Global coffee supplies will outpace demand for a second year in the 2013-14 season that starts in October in most countries because of ample availability of arabica, according to Volcafe Ltd.
Coffee production will be 3.8 million bags higher than consumption in 2013-14, the Winterthur, Switzerland-based coffee unit of commodities trader ED&F Man Holdings Ltd. said in a report today. That follows a surplus of 8.2 million bags this year. Volcafe estimates that supply beat demand by 200,000 bags in 2011-12, which it deems a balanced market. A bag of coffee usually weighs 60 kilograms (132 pounds).
Arabica coffee futures on ICE Futures U.S. in New York fell 19 percent in 2013 and are heading for a third year of declines, the longest slump since 1993. Brazil, the world’s largest coffee producer, will harvest 57.2 million bags in 2013-14 compared with 56.8 million bags in 2012-13 and 48 million bags a year earlier, Volcafe estimates.
“Arabica is moving into the second season of surplus, with the prospect of a third to come,” Volcafe said in the report. “Robusta, on the scale of things, is still balanced.”
The 2013-14 excess supplies of arabica coffee will amount to 3 million bags, the robusta surplus will be 800,000 bags, the trader estimates.
Robusta beans fell 7.5 percent on NYSE Liffe in London this year after rising 6.3 percent last year. The price difference between the two varieties fell to 36 cents a pound from an all-time high of $1.89 in May 2011.
Consumption of arabica coffee, the type favored for specialty drinks such as those made by Starbucks Corp. (SBUX), will rise by 4 percent in 2013-14 after growing 1 percent in the current season and falling 5 percent in 2011-12, data from the trader showed.

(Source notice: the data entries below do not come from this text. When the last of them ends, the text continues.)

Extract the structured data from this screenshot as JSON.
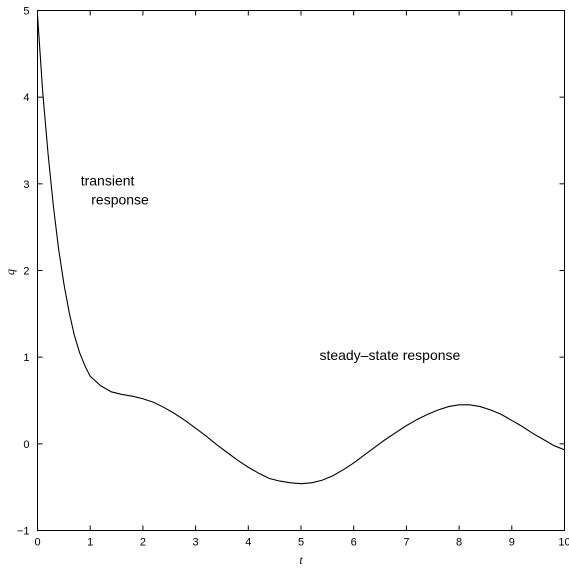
{
  "chart_data": {
    "type": "line",
    "xlabel": "t",
    "ylabel": "q",
    "xlim": [
      0,
      10
    ],
    "ylim": [
      -1,
      5
    ],
    "xticks": [
      "0",
      "1",
      "2",
      "3",
      "4",
      "5",
      "6",
      "7",
      "8",
      "9",
      "10"
    ],
    "yticks": [
      "-1",
      "0",
      "1",
      "2",
      "3",
      "4",
      "5"
    ],
    "grid": false,
    "annotations": [
      {
        "text": "transient",
        "x": 0.82,
        "y": 2.98
      },
      {
        "text": "response",
        "x": 1.02,
        "y": 2.76
      },
      {
        "text": "steady–state response",
        "x": 5.35,
        "y": 0.97
      }
    ],
    "series": [
      {
        "color": "#000000",
        "x": [
          0,
          0.1,
          0.2,
          0.3,
          0.4,
          0.5,
          0.6,
          0.7,
          0.8,
          0.9,
          1.0,
          1.2,
          1.4,
          1.6,
          1.8,
          2.0,
          2.2,
          2.4,
          2.6,
          2.8,
          3.0,
          3.2,
          3.4,
          3.6,
          3.8,
          4.0,
          4.2,
          4.4,
          4.6,
          4.8,
          5.0,
          5.2,
          5.4,
          5.6,
          5.8,
          6.0,
          6.2,
          6.4,
          6.6,
          6.8,
          7.0,
          7.2,
          7.4,
          7.6,
          7.8,
          8.0,
          8.2,
          8.4,
          8.6,
          8.8,
          9.0,
          9.2,
          9.4,
          9.6,
          9.8,
          10.0
        ],
        "y": [
          4.95,
          4.05,
          3.35,
          2.75,
          2.25,
          1.85,
          1.52,
          1.25,
          1.05,
          0.9,
          0.78,
          0.67,
          0.6,
          0.57,
          0.55,
          0.52,
          0.48,
          0.42,
          0.35,
          0.27,
          0.18,
          0.09,
          -0.01,
          -0.1,
          -0.19,
          -0.27,
          -0.34,
          -0.4,
          -0.43,
          -0.45,
          -0.46,
          -0.45,
          -0.42,
          -0.37,
          -0.3,
          -0.22,
          -0.13,
          -0.04,
          0.05,
          0.13,
          0.21,
          0.28,
          0.34,
          0.39,
          0.43,
          0.45,
          0.45,
          0.43,
          0.39,
          0.34,
          0.27,
          0.2,
          0.12,
          0.05,
          -0.02,
          -0.07
        ]
      }
    ]
  }
}
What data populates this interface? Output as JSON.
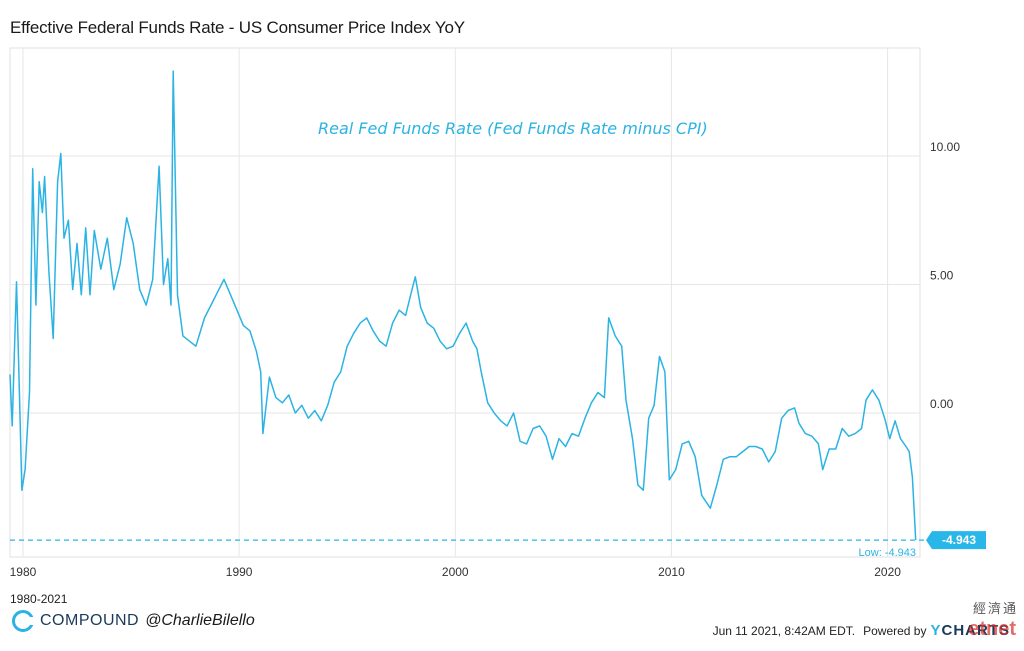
{
  "title": "Effective Federal Funds Rate - US Consumer Price Index YoY",
  "annotation": "Real Fed Funds Rate (Fed Funds Rate minus CPI)",
  "date_range": "1980-2021",
  "brand": {
    "name": "COMPOUND",
    "handle": "@CharlieBilello"
  },
  "footer": {
    "timestamp": "Jun 11 2021, 8:42AM EDT.",
    "powered_by": "Powered by",
    "ycharts_y": "Y",
    "ycharts_rest": "CHARTS"
  },
  "watermark": {
    "cn": "經濟通",
    "en": "etnet"
  },
  "colors": {
    "line": "#2bb3e3",
    "grid": "#e6e6e6",
    "callout": "#29b6e8"
  },
  "chart_data": {
    "type": "line",
    "title": "Effective Federal Funds Rate - US Consumer Price Index YoY",
    "xlabel": "",
    "ylabel": "",
    "xlim": [
      1979.4,
      2021.5
    ],
    "ylim": [
      -5.6,
      14.2
    ],
    "x_ticks": [
      "1980",
      "1990",
      "2000",
      "2010",
      "2020"
    ],
    "y_ticks": [
      "10.00",
      "5.00",
      "0.00"
    ],
    "grid": true,
    "min_label": "Low: -4.943",
    "last_value_label": "-4.943",
    "series": [
      {
        "points": [
          [
            1979.4,
            1.5
          ],
          [
            1979.5,
            -0.5
          ],
          [
            1979.7,
            5.1
          ],
          [
            1979.8,
            2.0
          ],
          [
            1979.95,
            -3.0
          ],
          [
            1980.1,
            -2.2
          ],
          [
            1980.3,
            0.8
          ],
          [
            1980.45,
            9.5
          ],
          [
            1980.6,
            4.2
          ],
          [
            1980.75,
            9.0
          ],
          [
            1980.9,
            7.8
          ],
          [
            1981.0,
            9.2
          ],
          [
            1981.2,
            5.5
          ],
          [
            1981.4,
            2.9
          ],
          [
            1981.6,
            9.0
          ],
          [
            1981.75,
            10.1
          ],
          [
            1981.9,
            6.8
          ],
          [
            1982.1,
            7.5
          ],
          [
            1982.3,
            4.8
          ],
          [
            1982.5,
            6.6
          ],
          [
            1982.7,
            4.6
          ],
          [
            1982.9,
            7.2
          ],
          [
            1983.1,
            4.6
          ],
          [
            1983.3,
            7.1
          ],
          [
            1983.6,
            5.6
          ],
          [
            1983.9,
            6.8
          ],
          [
            1984.2,
            4.8
          ],
          [
            1984.5,
            5.8
          ],
          [
            1984.8,
            7.6
          ],
          [
            1985.1,
            6.6
          ],
          [
            1985.4,
            4.8
          ],
          [
            1985.7,
            4.2
          ],
          [
            1986.0,
            5.2
          ],
          [
            1986.3,
            9.6
          ],
          [
            1986.5,
            5.0
          ],
          [
            1986.7,
            6.0
          ],
          [
            1986.85,
            4.2
          ],
          [
            1986.95,
            13.3
          ],
          [
            1987.15,
            4.6
          ],
          [
            1987.4,
            3.0
          ],
          [
            1987.7,
            2.8
          ],
          [
            1988.0,
            2.6
          ],
          [
            1988.4,
            3.7
          ],
          [
            1988.7,
            4.2
          ],
          [
            1989.0,
            4.7
          ],
          [
            1989.3,
            5.2
          ],
          [
            1989.6,
            4.6
          ],
          [
            1989.9,
            4.0
          ],
          [
            1990.2,
            3.4
          ],
          [
            1990.5,
            3.2
          ],
          [
            1990.8,
            2.4
          ],
          [
            1991.0,
            1.6
          ],
          [
            1991.1,
            -0.8
          ],
          [
            1991.4,
            1.4
          ],
          [
            1991.7,
            0.6
          ],
          [
            1992.0,
            0.4
          ],
          [
            1992.3,
            0.7
          ],
          [
            1992.6,
            0.0
          ],
          [
            1992.9,
            0.3
          ],
          [
            1993.2,
            -0.2
          ],
          [
            1993.5,
            0.1
          ],
          [
            1993.8,
            -0.3
          ],
          [
            1994.1,
            0.3
          ],
          [
            1994.4,
            1.2
          ],
          [
            1994.7,
            1.6
          ],
          [
            1995.0,
            2.6
          ],
          [
            1995.3,
            3.1
          ],
          [
            1995.6,
            3.5
          ],
          [
            1995.9,
            3.7
          ],
          [
            1996.2,
            3.2
          ],
          [
            1996.5,
            2.8
          ],
          [
            1996.8,
            2.6
          ],
          [
            1997.1,
            3.5
          ],
          [
            1997.4,
            4.0
          ],
          [
            1997.7,
            3.8
          ],
          [
            1998.0,
            4.8
          ],
          [
            1998.15,
            5.3
          ],
          [
            1998.4,
            4.1
          ],
          [
            1998.7,
            3.5
          ],
          [
            1999.0,
            3.3
          ],
          [
            1999.3,
            2.8
          ],
          [
            1999.6,
            2.5
          ],
          [
            1999.9,
            2.6
          ],
          [
            2000.2,
            3.1
          ],
          [
            2000.5,
            3.5
          ],
          [
            2000.8,
            2.8
          ],
          [
            2001.0,
            2.5
          ],
          [
            2001.2,
            1.6
          ],
          [
            2001.5,
            0.4
          ],
          [
            2001.8,
            0.0
          ],
          [
            2002.1,
            -0.3
          ],
          [
            2002.4,
            -0.5
          ],
          [
            2002.7,
            0.0
          ],
          [
            2003.0,
            -1.1
          ],
          [
            2003.3,
            -1.2
          ],
          [
            2003.6,
            -0.6
          ],
          [
            2003.9,
            -0.5
          ],
          [
            2004.2,
            -0.9
          ],
          [
            2004.5,
            -1.8
          ],
          [
            2004.8,
            -1.0
          ],
          [
            2005.1,
            -1.3
          ],
          [
            2005.4,
            -0.8
          ],
          [
            2005.7,
            -0.9
          ],
          [
            2006.0,
            -0.2
          ],
          [
            2006.3,
            0.4
          ],
          [
            2006.6,
            0.8
          ],
          [
            2006.9,
            0.6
          ],
          [
            2007.1,
            3.7
          ],
          [
            2007.4,
            3.0
          ],
          [
            2007.7,
            2.6
          ],
          [
            2007.9,
            0.5
          ],
          [
            2008.2,
            -1.0
          ],
          [
            2008.45,
            -2.8
          ],
          [
            2008.7,
            -3.0
          ],
          [
            2008.95,
            -0.2
          ],
          [
            2009.2,
            0.3
          ],
          [
            2009.45,
            2.2
          ],
          [
            2009.7,
            1.6
          ],
          [
            2009.9,
            -2.6
          ],
          [
            2010.2,
            -2.2
          ],
          [
            2010.5,
            -1.2
          ],
          [
            2010.8,
            -1.1
          ],
          [
            2011.1,
            -1.7
          ],
          [
            2011.4,
            -3.2
          ],
          [
            2011.8,
            -3.7
          ],
          [
            2012.1,
            -2.8
          ],
          [
            2012.4,
            -1.8
          ],
          [
            2012.7,
            -1.7
          ],
          [
            2013.0,
            -1.7
          ],
          [
            2013.3,
            -1.5
          ],
          [
            2013.6,
            -1.3
          ],
          [
            2013.9,
            -1.3
          ],
          [
            2014.2,
            -1.4
          ],
          [
            2014.5,
            -1.9
          ],
          [
            2014.8,
            -1.5
          ],
          [
            2015.1,
            -0.2
          ],
          [
            2015.4,
            0.1
          ],
          [
            2015.7,
            0.2
          ],
          [
            2015.9,
            -0.4
          ],
          [
            2016.2,
            -0.8
          ],
          [
            2016.5,
            -0.9
          ],
          [
            2016.8,
            -1.2
          ],
          [
            2017.0,
            -2.2
          ],
          [
            2017.3,
            -1.4
          ],
          [
            2017.6,
            -1.4
          ],
          [
            2017.9,
            -0.6
          ],
          [
            2018.2,
            -0.9
          ],
          [
            2018.5,
            -0.8
          ],
          [
            2018.8,
            -0.6
          ],
          [
            2019.0,
            0.5
          ],
          [
            2019.3,
            0.9
          ],
          [
            2019.6,
            0.5
          ],
          [
            2019.9,
            -0.3
          ],
          [
            2020.1,
            -1.0
          ],
          [
            2020.35,
            -0.3
          ],
          [
            2020.6,
            -1.0
          ],
          [
            2020.85,
            -1.3
          ],
          [
            2021.0,
            -1.5
          ],
          [
            2021.15,
            -2.5
          ],
          [
            2021.3,
            -4.943
          ]
        ]
      }
    ]
  }
}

Demand for robusta beans, used to make instant coffee, will rise 3 percent after jumping 6 percent this year and 15 percent in 2011-12, Volcafe estimates.
While frost in Brazil’s Parana state cut 500,000 bags of production potential for the 2014-15 crop, the country could still harvest more than 60 million bags, according to the report.
“New productive tissue in the main coffee areas was very good, as observed in our last field survey,” Volcafe said. “The July frost in Parana has reduced some productive potential, and there is a whole flowering season to get through, but the odds of a record 2014-15 Brazil crop are good.”
Farmers in Vietnam, the world’s top producer of the robusta variety, will reap a record 30 million bags in 2013-14, Volcafe estimates. That’s up from 26 million bags in 2012-13.
“Rainfall has been above average, and the usual exceptional husbandry and inputs have been applied,” Volcafe said. “Area is being renovated and is expanding. The price of robusta is trading well above cost of production.”
In Indonesia, the third-biggest robusta grower, production for the 2013-14 season is estimated at 10.5 million bags, down about 12 percent from a year earlier, according to the report. Output in Colombia, the second-biggest arabica producer, will rise 1 million bags to 9.5 million bags in the period.
Strong monsoon rainfall in India will cut production to 5.3 million bags in 2013-14 from 5.7 million bags a year earlier, the trader estimates. Excess moisture has “negatively affected” both the arabica and the robusta crops.